Нормальный русский человек подспудно всегда помнит о смерти. Скорее всего, именно этим и вызываются те душевные метания, которые иностранцы окрестили «загадочной русской душой». Итальянцы жили так, будто всерьез считали себя бессмертными. И им в голову никогда не мог прийти вопрос: «А зачем, вообще, я живу, зарабатываю деньги, строю карьеру, если все равно все умрут, и я в том числе?».
И, насколько я мог судить, это касалось не только жителей данной страны. Плотно общаясь во флорентийском университете с представителями других народов, я понял, что такой менталитет характерен для западного человека вообще. И та разница в мировоззрении, которая поначалу не ощущалась, сейчас, после трех лет жизни здесь, начала превращаться в пропасть.
Перла, с этой точки зрения, была типичной итальянкой. И я опасался, что еще несколько месяцев жизни с ней сделают меня похожим на нее.
Через четыре месяца жизни с Перлой я понял, что или уйду от нее сейчас, или завязну в этом болоте навсегда. Решиться на такой шаг было непросто. И дело не в перспективе оказаться на улице. Мне тяжело было причинить боль моей итальянской подруге. Не знаю, можно ли было назвать любовью то, что она ко мне испытывала. Разные «сюси-пуси» не в счет, потому что, насколько я понял, среди итальянцев так принято.

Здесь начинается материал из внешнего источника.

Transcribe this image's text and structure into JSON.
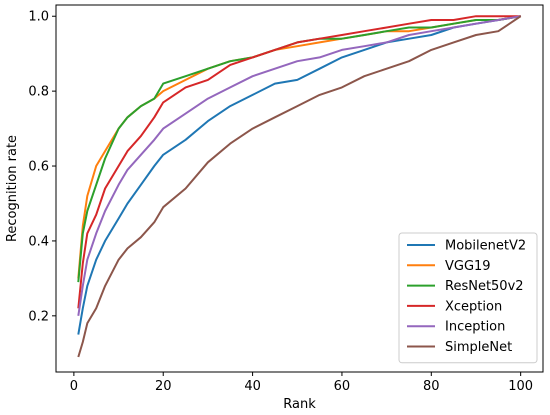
{
  "chart_data": {
    "type": "line",
    "title": "",
    "xlabel": "Rank",
    "ylabel": "Recognition rate",
    "xlim": [
      -4,
      105
    ],
    "ylim": [
      0.05,
      1.03
    ],
    "xticks": [
      0,
      20,
      40,
      60,
      80,
      100
    ],
    "yticks": [
      0.2,
      0.4,
      0.6,
      0.8,
      1.0
    ],
    "xtick_labels": [
      "0",
      "20",
      "40",
      "60",
      "80",
      "100"
    ],
    "ytick_labels": [
      "0.2",
      "0.4",
      "0.6",
      "0.8",
      "1.0"
    ],
    "grid": false,
    "legend_position": "lower-right",
    "series": [
      {
        "name": "MobilenetV2",
        "color": "#1f77b4",
        "x": [
          1,
          2,
          3,
          5,
          7,
          10,
          12,
          15,
          18,
          20,
          25,
          30,
          35,
          40,
          45,
          50,
          55,
          60,
          65,
          70,
          75,
          80,
          85,
          90,
          95,
          100
        ],
        "y": [
          0.15,
          0.22,
          0.28,
          0.35,
          0.4,
          0.46,
          0.5,
          0.55,
          0.6,
          0.63,
          0.67,
          0.72,
          0.76,
          0.79,
          0.82,
          0.83,
          0.86,
          0.89,
          0.91,
          0.93,
          0.94,
          0.95,
          0.97,
          0.98,
          0.99,
          1.0
        ]
      },
      {
        "name": "VGG19",
        "color": "#ff7f0e",
        "x": [
          1,
          2,
          3,
          5,
          7,
          10,
          12,
          15,
          18,
          20,
          25,
          30,
          35,
          40,
          45,
          50,
          55,
          60,
          65,
          70,
          75,
          80,
          85,
          90,
          95,
          100
        ],
        "y": [
          0.3,
          0.44,
          0.52,
          0.6,
          0.64,
          0.7,
          0.73,
          0.76,
          0.78,
          0.8,
          0.83,
          0.86,
          0.88,
          0.89,
          0.91,
          0.92,
          0.93,
          0.94,
          0.95,
          0.96,
          0.96,
          0.97,
          0.98,
          0.99,
          0.99,
          1.0
        ]
      },
      {
        "name": "ResNet50v2",
        "color": "#2ca02c",
        "x": [
          1,
          2,
          3,
          5,
          7,
          10,
          12,
          15,
          18,
          20,
          25,
          30,
          35,
          40,
          45,
          50,
          55,
          60,
          65,
          70,
          75,
          80,
          85,
          90,
          95,
          100
        ],
        "y": [
          0.29,
          0.42,
          0.48,
          0.55,
          0.62,
          0.7,
          0.73,
          0.76,
          0.78,
          0.82,
          0.84,
          0.86,
          0.88,
          0.89,
          0.91,
          0.93,
          0.94,
          0.94,
          0.95,
          0.96,
          0.97,
          0.97,
          0.98,
          0.99,
          0.99,
          1.0
        ]
      },
      {
        "name": "Xception",
        "color": "#d62728",
        "x": [
          1,
          2,
          3,
          5,
          7,
          10,
          12,
          15,
          18,
          20,
          25,
          30,
          35,
          40,
          45,
          50,
          55,
          60,
          65,
          70,
          75,
          80,
          85,
          90,
          95,
          100
        ],
        "y": [
          0.22,
          0.34,
          0.42,
          0.47,
          0.54,
          0.6,
          0.64,
          0.68,
          0.73,
          0.77,
          0.81,
          0.83,
          0.87,
          0.89,
          0.91,
          0.93,
          0.94,
          0.95,
          0.96,
          0.97,
          0.98,
          0.99,
          0.99,
          1.0,
          1.0,
          1.0
        ]
      },
      {
        "name": "Inception",
        "color": "#9467bd",
        "x": [
          1,
          2,
          3,
          5,
          7,
          10,
          12,
          15,
          18,
          20,
          25,
          30,
          35,
          40,
          45,
          50,
          55,
          60,
          65,
          70,
          75,
          80,
          85,
          90,
          95,
          100
        ],
        "y": [
          0.2,
          0.28,
          0.35,
          0.42,
          0.48,
          0.55,
          0.59,
          0.63,
          0.67,
          0.7,
          0.74,
          0.78,
          0.81,
          0.84,
          0.86,
          0.88,
          0.89,
          0.91,
          0.92,
          0.93,
          0.95,
          0.96,
          0.97,
          0.98,
          0.99,
          1.0
        ]
      },
      {
        "name": "SimpleNet",
        "color": "#8c564b",
        "x": [
          1,
          2,
          3,
          5,
          7,
          10,
          12,
          15,
          18,
          20,
          25,
          30,
          35,
          40,
          45,
          50,
          55,
          60,
          65,
          70,
          75,
          80,
          85,
          90,
          95,
          100
        ],
        "y": [
          0.09,
          0.13,
          0.18,
          0.22,
          0.28,
          0.35,
          0.38,
          0.41,
          0.45,
          0.49,
          0.54,
          0.61,
          0.66,
          0.7,
          0.73,
          0.76,
          0.79,
          0.81,
          0.84,
          0.86,
          0.88,
          0.91,
          0.93,
          0.95,
          0.96,
          1.0
        ]
      }
    ]
  }
}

Тут даже мужики сюсюкают. Но она ведь реально заботилась обо мне – дарила подарки, покупала шмотки, вкусно кормила. Во время походов по шмоточным магазинам все время пыталась мне купить даже больше, чем себе. В этом ее приходилось даже останавливать.
Пошла уже осень, когда я твердо решил ехать на Северную Базу, несмотря на риск оказаться там на морозе в холодной бытовке. Прийти к такому решению было непросто, но тянуть дальше было уже нельзя. Лучше в октябре, чем в ноябре или, не дай Бог, декабре. Чем дальше, тем холоднее. А ждать до следующего лета было опасно. Я чувствовал, что с каждым месяцем становлюсь все больше похожим на стандартного итальянского обывателя.

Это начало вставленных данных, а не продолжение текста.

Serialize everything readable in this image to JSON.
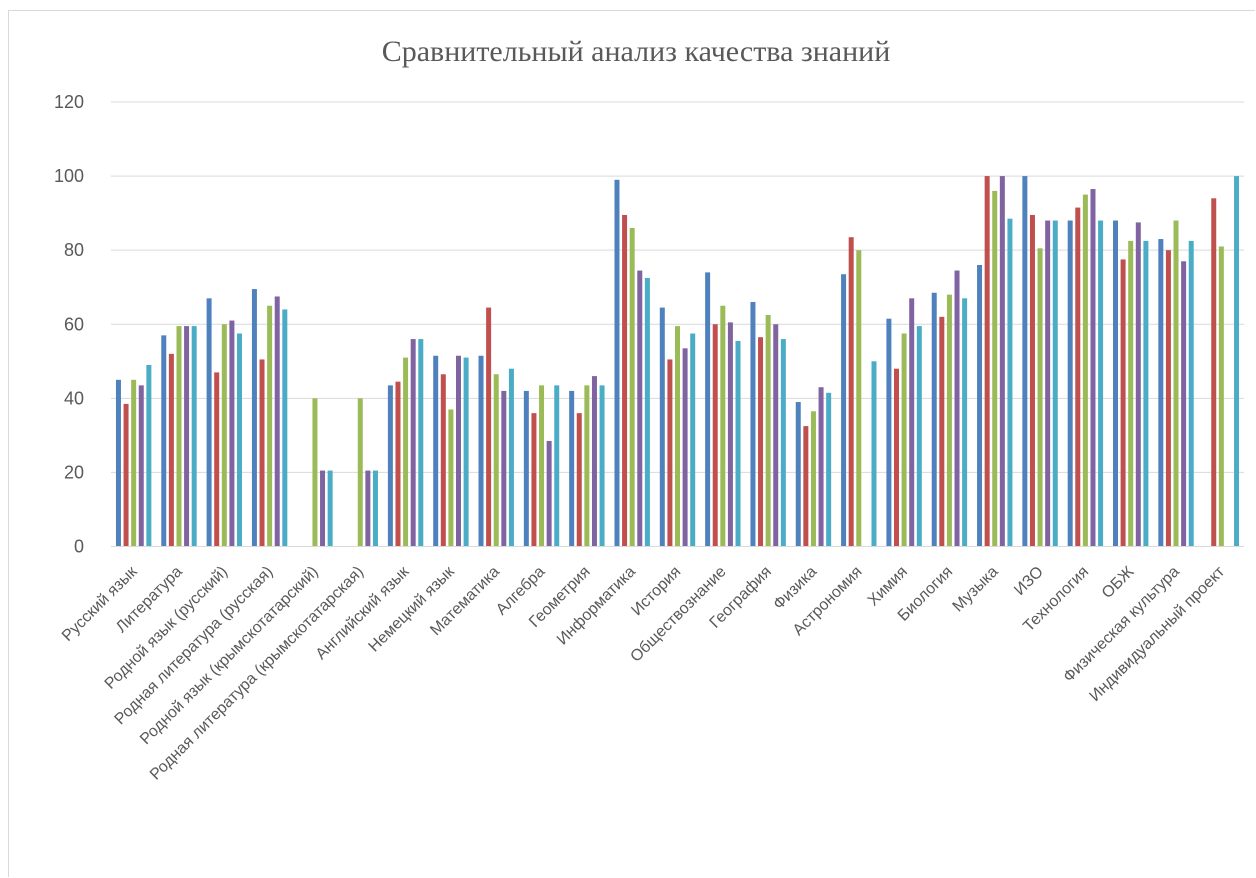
{
  "chart_data": {
    "type": "bar",
    "title": "Сравнительный анализ качества знаний",
    "xlabel": "",
    "ylabel": "",
    "ylim": [
      0,
      120
    ],
    "yticks": [
      "0",
      "20",
      "40",
      "60",
      "80",
      "100",
      "120"
    ],
    "grid": true,
    "legend": "none",
    "categories": [
      "Русский язык",
      "Литература",
      "Родной язык (русский)",
      "Родная литература (русская)",
      "Родной язык (крымскотатарский)",
      "Родная литература (крымскотатарская)",
      "Английский язык",
      "Немецкий язык",
      "Математика",
      "Алгебра",
      "Геометрия",
      "Информатика",
      "История",
      "Обществознание",
      "География",
      "Физика",
      "Астрономия",
      "Химия",
      "Биология",
      "Музыка",
      "ИЗО",
      "Технология",
      "ОБЖ",
      "Физическая культура",
      "Индивидуальный проект"
    ],
    "series": [
      {
        "color": "#4f81bd",
        "values": [
          45,
          57,
          67,
          69.5,
          null,
          null,
          43.5,
          51.5,
          51.5,
          42,
          42,
          99,
          64.5,
          74,
          66,
          39,
          73.5,
          61.5,
          68.5,
          76,
          100,
          88,
          88,
          83,
          null
        ]
      },
      {
        "color": "#c0504d",
        "values": [
          38.5,
          52,
          47,
          50.5,
          null,
          null,
          44.5,
          46.5,
          64.5,
          36,
          36,
          89.5,
          50.5,
          60,
          56.5,
          32.5,
          83.5,
          48,
          62,
          100,
          89.5,
          91.5,
          77.5,
          80,
          94
        ]
      },
      {
        "color": "#9bbb59",
        "values": [
          45,
          59.5,
          60,
          65,
          40,
          40,
          51,
          37,
          46.5,
          43.5,
          43.5,
          86,
          59.5,
          65,
          62.5,
          36.5,
          80,
          57.5,
          68,
          96,
          80.5,
          95,
          82.5,
          88,
          81
        ]
      },
      {
        "color": "#8064a2",
        "values": [
          43.5,
          59.5,
          61,
          67.5,
          20.5,
          20.5,
          56,
          51.5,
          42,
          28.5,
          46,
          74.5,
          53.5,
          60.5,
          60,
          43,
          null,
          67,
          74.5,
          100,
          88,
          96.5,
          87.5,
          77,
          null
        ]
      },
      {
        "color": "#4bacc6",
        "values": [
          49,
          59.5,
          57.5,
          64,
          20.5,
          20.5,
          56,
          51,
          48,
          43.5,
          43.5,
          72.5,
          57.5,
          55.5,
          56,
          41.5,
          50,
          59.5,
          67,
          88.5,
          88,
          88,
          82.5,
          82.5,
          100
        ]
      }
    ]
  }
}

Давным-давно в детстве я читал сказку про Незнайку, который попал на Луну и оказался там на Дурацком острове, где люди под действием вредного воздуха и искусственно навязываемых развлечений превращались в баранов. Этот процесс проходил постепенно и незаметно для превращаемого. Поначалу оттуда даже пытались сбежать, но потом привыкали и входили во вкус к праздной и беззаботной жизни. И не замечали, как у них потихоньку отрастали копытца и рожки. Вот и я опасался, что через год сам превращусь в такого барана.
Естественно, Перле я не стал говорить, что покидаю ее насовсем. Сказал, что заболел отец, и мне надо срочно улетать в Москву. Она не стала отговаривать, даже предложила денег на дорогу. Честно сказать, перед тем, как отказаться от денег, немного колебался. Но, в конце концов, решил, что лучше пусть обо мне у нее останутся воспоминания, как об истинном джентльмене. Тем более, что я и в самом деле собирался ехать через Москву, чтобы снять деньги со своего российского счета. А брать у женщины тысячу евро, когда у тебя на счету без малого полтинник – это просто крохоборство.

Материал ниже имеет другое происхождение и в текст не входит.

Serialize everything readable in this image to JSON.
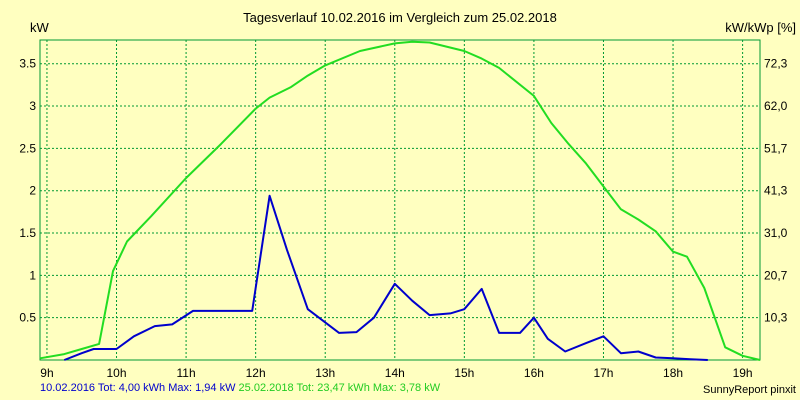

Позвонил Сане, сказал, что уезжаю в Москву на месяц-полтора, попросил держать пока мои вещи. Потом купил билет до Москвы. Взял себе неделю на то, чтобы устроить здесь все дела. Съездил к Дому, взломал дверь в сарайчик, забрал все оборудование, предназначенное для Северной Базы, и загрузил его в контейнер, который привезла машина транспортной компании. Этот контейнер теперь должен был ехать до самого Лонгйира.
Отправив машину с оборудованием, подошел к своей бедной «Альфочке», сиротливо прижавшейся к забору. Погладил ее по выглянувшему из-под тента красному боку, потом поправил тент и дополнительно подвязал его веревками с нескольких сторон. Взгляд скользнул вверх по склону и задержался на винограднике. Тяжелые гроздья гнули плети к земле. Хороший в этом году урожай. Надо будет позвонить Управдому – сказать, чтобы нанял кого-нибудь собрать. Слава Богу, кусты не опечатали.